Author: Dann Corbit
Date: 18:33:15 07/03/03
Go up one level in this thread
On July 03, 2003 at 10:08:14, Jon Dart wrote: >On July 03, 2003 at 04:48:34, Jens Kahlenberg wrote: > >>I read good news from Normand regarding level 4. Most of the debug vs release >>"problems" are _not_ compiler-bugs. > >I'd agree with this, but I also think that if changing the optimization flags >changes the program behavior (i.e. you are comparing two release builds, not a >release build and a debug build), that is a good indication that it's a compiler >problem. It seems that is the case here. Just about as often, I find that changing behavior from optimization flags is still caused by a programming error. This is especially true in integer only programs. The only optimization flag that is genuinely dangerous to use is to 'assume no aliasing' when you are not absolutely sure that aliasing cannot occur.
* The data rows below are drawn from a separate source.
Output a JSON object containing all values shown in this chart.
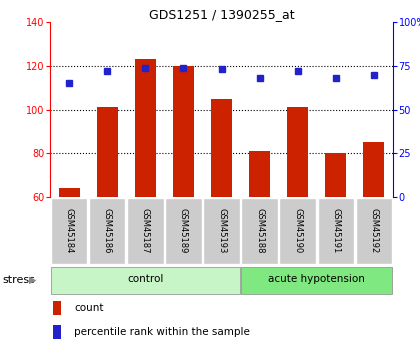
{
  "title": "GDS1251 / 1390255_at",
  "samples": [
    "GSM45184",
    "GSM45186",
    "GSM45187",
    "GSM45189",
    "GSM45193",
    "GSM45188",
    "GSM45190",
    "GSM45191",
    "GSM45192"
  ],
  "count_values": [
    64,
    101,
    123,
    120,
    105,
    81,
    101,
    80,
    85
  ],
  "percentile_values": [
    65,
    72,
    74,
    74,
    73,
    68,
    72,
    68,
    70
  ],
  "ylim_left": [
    60,
    140
  ],
  "ylim_right": [
    0,
    100
  ],
  "yticks_left": [
    60,
    80,
    100,
    120,
    140
  ],
  "yticks_right": [
    0,
    25,
    50,
    75,
    100
  ],
  "groups": [
    {
      "label": "control",
      "start": 0,
      "end": 4,
      "color": "#c8f5c8"
    },
    {
      "label": "acute hypotension",
      "start": 5,
      "end": 8,
      "color": "#80e880"
    }
  ],
  "bar_color": "#cc2200",
  "dot_color": "#2222cc",
  "bar_width": 0.55,
  "stress_label": "stress",
  "count_label": "count",
  "percentile_label": "percentile rank within the sample",
  "background_color": "#ffffff",
  "xticklabel_bg": "#cccccc",
  "title_color": "black",
  "title_fontsize": 9
}
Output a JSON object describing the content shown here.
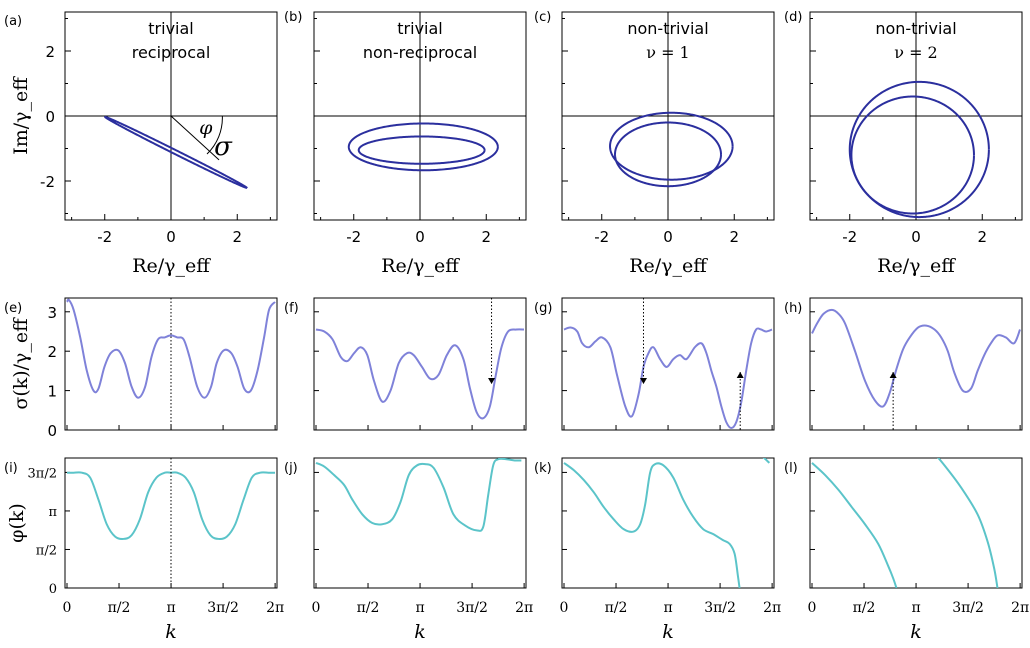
{
  "chart_data": [
    {
      "panel": "(a)",
      "type": "line",
      "title": [
        "trivial",
        "reciprocal"
      ],
      "xlabel": "Re/γ_eff",
      "ylabel": "Im/γ_eff",
      "xlim": [
        -3.2,
        3.2
      ],
      "ylim": [
        -3.2,
        3.2
      ],
      "xticks": [
        "-2",
        "0",
        "2"
      ],
      "yticks": [
        "2",
        "0",
        "-2"
      ],
      "annotations": [
        "φ",
        "σ"
      ],
      "curve": {
        "kind": "ellipse",
        "cx": 0.15,
        "cy": -1.12,
        "rx": 2.4,
        "ry": 0.06,
        "rot": -27,
        "loops": 1
      }
    },
    {
      "panel": "(b)",
      "type": "line",
      "title": [
        "trivial",
        "non-reciprocal"
      ],
      "xlabel": "Re/γ_eff",
      "xlim": [
        -3.2,
        3.2
      ],
      "ylim": [
        -3.2,
        3.2
      ],
      "xticks": [
        "-2",
        "0",
        "2"
      ],
      "curve": {
        "kind": "figure-eight",
        "cx": 0.1,
        "cy": -1.0,
        "ax": 2.2,
        "ay": 0.72
      }
    },
    {
      "panel": "(c)",
      "type": "line",
      "title": [
        "non-trivial",
        "ν = 1"
      ],
      "xlabel": "Re/γ_eff",
      "xlim": [
        -3.2,
        3.2
      ],
      "ylim": [
        -3.2,
        3.2
      ],
      "xticks": [
        "-2",
        "0",
        "2"
      ],
      "curve": {
        "kind": "two-loops",
        "loops": [
          {
            "cx": 0.1,
            "cy": -0.93,
            "rx": 1.85,
            "ry": 1.03
          },
          {
            "cx": 0.0,
            "cy": -1.18,
            "rx": 1.6,
            "ry": 0.98
          }
        ]
      }
    },
    {
      "panel": "(d)",
      "type": "line",
      "title": [
        "non-trivial",
        "ν = 2"
      ],
      "xlabel": "Re/γ_eff",
      "xlim": [
        -3.2,
        3.2
      ],
      "ylim": [
        -3.2,
        3.2
      ],
      "xticks": [
        "-2",
        "0",
        "2"
      ],
      "curve": {
        "kind": "two-loops",
        "loops": [
          {
            "cx": 0.1,
            "cy": -1.03,
            "rx": 2.1,
            "ry": 2.08
          },
          {
            "cx": -0.1,
            "cy": -1.2,
            "rx": 1.85,
            "ry": 1.8
          }
        ]
      }
    },
    {
      "panel": "(e)",
      "type": "line",
      "ylabel": "σ(k)/γ_eff",
      "ylim": [
        0,
        3.35
      ],
      "yticks": [
        "3",
        "2",
        "1",
        "0"
      ],
      "x": [
        0,
        0.06,
        0.2,
        0.4,
        0.6,
        0.8,
        0.95,
        1.13,
        1.32,
        1.55,
        1.75,
        1.95,
        2.15,
        2.36,
        2.55,
        2.75,
        2.95,
        3.14,
        3.33,
        3.52,
        3.7,
        3.93,
        4.15,
        4.35,
        4.52,
        4.73,
        4.96,
        5.15,
        5.35,
        5.55,
        5.75,
        5.95,
        6.1,
        6.28
      ],
      "y": [
        3.25,
        3.3,
        3.05,
        2.35,
        1.5,
        1.0,
        1.05,
        1.6,
        1.95,
        2.02,
        1.7,
        1.1,
        0.82,
        1.1,
        1.85,
        2.3,
        2.35,
        2.4,
        2.35,
        2.3,
        1.85,
        1.1,
        0.82,
        1.1,
        1.7,
        2.02,
        1.95,
        1.6,
        1.05,
        1.0,
        1.5,
        2.35,
        3.05,
        3.25
      ],
      "markers": [
        {
          "x": 3.14,
          "style": "dotted-line"
        }
      ]
    },
    {
      "panel": "(f)",
      "type": "line",
      "ylim": [
        0,
        3.35
      ],
      "x": [
        0,
        0.25,
        0.5,
        0.75,
        0.95,
        1.15,
        1.35,
        1.55,
        1.75,
        2.0,
        2.25,
        2.5,
        2.75,
        2.95,
        3.2,
        3.45,
        3.7,
        3.95,
        4.2,
        4.45,
        4.65,
        4.85,
        5.05,
        5.25,
        5.43,
        5.6,
        5.8,
        6.05,
        6.28
      ],
      "y": [
        2.55,
        2.5,
        2.3,
        1.85,
        1.75,
        1.95,
        2.1,
        1.9,
        1.25,
        0.72,
        1.0,
        1.7,
        1.95,
        1.9,
        1.6,
        1.3,
        1.4,
        1.9,
        2.15,
        1.8,
        1.05,
        0.45,
        0.3,
        0.6,
        1.4,
        2.1,
        2.5,
        2.55,
        2.55
      ],
      "markers": [
        {
          "x": 5.3,
          "style": "dotted-arrow-down"
        }
      ]
    },
    {
      "panel": "(g)",
      "type": "line",
      "ylim": [
        0,
        3.35
      ],
      "x": [
        0,
        0.2,
        0.4,
        0.55,
        0.75,
        0.95,
        1.15,
        1.4,
        1.6,
        1.85,
        2.05,
        2.25,
        2.4,
        2.55,
        2.7,
        2.9,
        3.1,
        3.3,
        3.5,
        3.7,
        3.95,
        4.15,
        4.3,
        4.45,
        4.6,
        4.75,
        4.9,
        5.05,
        5.2,
        5.35,
        5.5,
        5.65,
        5.8,
        5.95,
        6.1,
        6.28
      ],
      "y": [
        2.55,
        2.6,
        2.5,
        2.2,
        2.1,
        2.25,
        2.35,
        2.1,
        1.4,
        0.6,
        0.35,
        0.9,
        1.6,
        1.95,
        2.1,
        1.8,
        1.6,
        1.8,
        1.9,
        1.8,
        2.1,
        2.2,
        1.95,
        1.5,
        1.1,
        0.6,
        0.2,
        0.05,
        0.2,
        0.7,
        1.5,
        2.2,
        2.55,
        2.55,
        2.5,
        2.55
      ],
      "markers": [
        {
          "x": 2.4,
          "style": "dotted-arrow-down"
        },
        {
          "x": 5.32,
          "style": "dotted-arrow-up"
        }
      ]
    },
    {
      "panel": "(h)",
      "type": "line",
      "ylim": [
        0,
        3.35
      ],
      "x": [
        0,
        0.15,
        0.35,
        0.6,
        0.8,
        1.0,
        1.3,
        1.6,
        1.9,
        2.15,
        2.35,
        2.55,
        2.75,
        2.95,
        3.2,
        3.45,
        3.7,
        3.9,
        4.1,
        4.3,
        4.55,
        4.8,
        5.0,
        5.2,
        5.4,
        5.6,
        5.85,
        6.1,
        6.28
      ],
      "y": [
        2.45,
        2.7,
        2.95,
        3.05,
        2.95,
        2.7,
        2.0,
        1.25,
        0.75,
        0.6,
        0.95,
        1.55,
        2.05,
        2.35,
        2.6,
        2.65,
        2.55,
        2.35,
        2.0,
        1.45,
        1.0,
        1.05,
        1.5,
        1.9,
        2.2,
        2.4,
        2.35,
        2.2,
        2.55
      ],
      "markers": [
        {
          "x": 2.45,
          "style": "dotted-arrow-up"
        }
      ]
    },
    {
      "panel": "(i)",
      "type": "line",
      "ylabel": "φ(k)",
      "ylim": [
        0,
        5.3
      ],
      "yticks": [
        "3π/2",
        "π",
        "π/2",
        "0"
      ],
      "xlabel": "k",
      "xticks": [
        "0",
        "π/2",
        "π",
        "3π/2",
        "2π"
      ],
      "x": [
        0,
        0.2,
        0.45,
        0.7,
        0.95,
        1.2,
        1.45,
        1.7,
        1.95,
        2.2,
        2.45,
        2.7,
        2.95,
        3.14,
        3.33,
        3.58,
        3.83,
        4.08,
        4.33,
        4.58,
        4.83,
        5.08,
        5.33,
        5.58,
        5.83,
        6.08,
        6.28
      ],
      "y": [
        4.7,
        4.7,
        4.7,
        4.5,
        3.6,
        2.6,
        2.1,
        2.0,
        2.15,
        2.8,
        3.9,
        4.5,
        4.7,
        4.7,
        4.7,
        4.5,
        3.9,
        2.8,
        2.15,
        2.0,
        2.1,
        2.6,
        3.6,
        4.5,
        4.7,
        4.7,
        4.7
      ],
      "markers": [
        {
          "x": 3.14,
          "style": "dotted-line"
        }
      ]
    },
    {
      "panel": "(j)",
      "type": "line",
      "ylim": [
        0,
        5.3
      ],
      "xlabel": "k",
      "xticks": [
        "0",
        "π/2",
        "π",
        "3π/2",
        "2π"
      ],
      "x": [
        0,
        0.25,
        0.55,
        0.85,
        1.1,
        1.4,
        1.7,
        2.0,
        2.3,
        2.55,
        2.8,
        3.05,
        3.3,
        3.55,
        3.85,
        4.15,
        4.5,
        4.85,
        5.05,
        5.2,
        5.35,
        5.5,
        5.75,
        6.0,
        6.2
      ],
      "y": [
        5.1,
        4.95,
        4.6,
        4.2,
        3.6,
        3.0,
        2.65,
        2.6,
        2.8,
        3.5,
        4.6,
        5.0,
        5.05,
        4.9,
        4.1,
        3.0,
        2.55,
        2.35,
        2.5,
        3.8,
        5.0,
        5.25,
        5.25,
        5.2,
        5.2
      ]
    },
    {
      "panel": "(k)",
      "type": "line",
      "ylim": [
        0,
        5.3
      ],
      "xlabel": "k",
      "xticks": [
        "0",
        "π/2",
        "π",
        "3π/2",
        "2π"
      ],
      "segments": [
        {
          "x": [
            0,
            0.3,
            0.6,
            0.9,
            1.2,
            1.5,
            1.8,
            2.1,
            2.3,
            2.45,
            2.6,
            2.75,
            3.0,
            3.3,
            3.6,
            3.9,
            4.2,
            4.5,
            4.8,
            5.0,
            5.15,
            5.25,
            5.3
          ],
          "y": [
            5.1,
            4.8,
            4.4,
            3.9,
            3.3,
            2.8,
            2.4,
            2.3,
            2.6,
            3.4,
            4.7,
            5.05,
            5.0,
            4.5,
            3.6,
            2.9,
            2.4,
            2.2,
            1.95,
            1.8,
            1.4,
            0.5,
            0.0
          ]
        },
        {
          "x": [
            5.35,
            5.4,
            5.45,
            5.55,
            5.75,
            6.0,
            6.2
          ],
          "y": [
            8.2,
            7.0,
            6.2,
            5.9,
            5.6,
            5.35,
            5.1
          ]
        }
      ]
    },
    {
      "panel": "(l)",
      "type": "line",
      "ylim": [
        0,
        5.3
      ],
      "xlabel": "k",
      "xticks": [
        "0",
        "π/2",
        "π",
        "3π/2",
        "2π"
      ],
      "segments": [
        {
          "x": [
            0,
            0.4,
            0.8,
            1.2,
            1.6,
            2.0,
            2.3,
            2.45,
            2.55
          ],
          "y": [
            5.1,
            4.6,
            4.0,
            3.3,
            2.6,
            1.8,
            0.9,
            0.4,
            0.0
          ]
        },
        {
          "x": [
            2.6,
            2.75,
            2.9,
            3.1,
            3.5,
            4.0,
            4.5,
            5.0,
            5.3,
            5.5,
            5.6
          ],
          "y": [
            8.2,
            7.5,
            6.9,
            6.4,
            5.8,
            5.0,
            4.1,
            3.0,
            1.9,
            0.8,
            0.0
          ]
        },
        {
          "x": [
            5.65,
            5.8,
            6.0,
            6.2
          ],
          "y": [
            8.2,
            7.2,
            6.5,
            5.8
          ]
        }
      ]
    }
  ]
}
Floating point programs will often change a bit under different optimization flags, but only by some expected delta in the trailing bits of precision. Sometimes (for instance) a compiler will initialize auto variables in debug mode to some recognizable value, but leave them as "whatever" in release mode. Or some variable might get completely optimized away. That would be unimportant, but it changes the location of things. So now, an 1 byte overwrite that used to have little effect can suddenly become traumatic. Lint & splint, bounds-checker & electric-fence and things of that nature are the best way to find out what is really going haywire. I have found compiler errors. But most things I originally thought were compiler errors turned out to be ... [cough] me.